A Better Alternative
Transitioning to an educational system that actually supports working-class students seems unlikely right now. Bernie Sanders’s proposal for free public universities resonated with many young people who are suffering in today’s job market even with an expensive college degree.
Since 2008, government funding for public universities has shrunk by nearly $10 billion, with per-pupil spending falling 18 percent. As lawmakers starve state-supported education, private institutions’ vast resources look increasingly appealing to students.
But that doesn’t need to be the case — we already have numerous successful models of thriving, class-inclusive American public universities.
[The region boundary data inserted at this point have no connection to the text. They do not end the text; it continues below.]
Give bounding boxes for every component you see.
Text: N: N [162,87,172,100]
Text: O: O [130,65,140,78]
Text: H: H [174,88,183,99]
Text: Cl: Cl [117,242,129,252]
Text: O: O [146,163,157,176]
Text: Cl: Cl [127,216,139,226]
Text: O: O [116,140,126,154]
The City University of New York system shows that large-scale, well-funded institutions of higher learning can expand access to working-class populations. In fact, five CUNY colleges appear in the top twenty of the 2016 Social Mobility Index, which measures how effectively schools provide low-income students with a low-tuition education and allow them to avoid taking on debt .
The City College of New York, founded in 1851 as the nation’s first free public university, became known as “the Harvard of the proletariat” for successfully educating “the children of the whole people.” City College also established the nation’s first degree-granting evening program, offering numerous opportunities for workers with full-time jobs to work towards a college degree. The CUNY network today serves nearly 275,000 degree-seeking students.
But the neoliberalization of public education has been particularly hard on CUNY students. Between 1990 and 2010, the percentage of funding derived from student tuition at senior colleges nearly doubled, from 21 percent to 41 percent. And in 2016, Governor Cuomo proposed cutting $485 million — a third of the school’s funding — from its budget .
Although Cuomo recently announced his intention to offer free tuition to students coming from families making less than $125,000, his track record gives us reason to pause. Considering that CUNY faculty have received no pay increases in six years, and that adjuncts — many earning less than $30,000 annually — teach half of the school’s students, increasing financial support for students will not restore public universities to their full potential. Robust spending on all aspects of public institutions, including living wages for all faculty and service staff, is just as necessary to promoting successful universities as reducing the cost of admission.
Fighting for universal public higher education represents just one piece of a larger struggle against inequality. Improving schools from kindergarten through graduate programs will not by itself combat the entrenched advantages that the wealthy accrue. As economist Dean Baker writes:
It clearly is not the case that plausible increases in education quality and attainment will have a substantial impact on inequality. This will require much deeper structural changes in the economy.
Only 1.7 percent of Northwestern students come from poor families and become wealthy adults. Any suggestion that elite schools actually challenge class hierarchy creates a meritocratic myth. Stories like the Obamas’ help perpetuate the illusion that any American, regardless of their origins, can join the 1 percent if they work hard enough. The visibility of a small handful of high-profile success stories obscures the limited possibilities afforded to most poor students.
Elite universities will never offer genuine, mass opportunities for advancement for working-class people. We have to restore public university funding and reduce costs to expand access to higher education to all.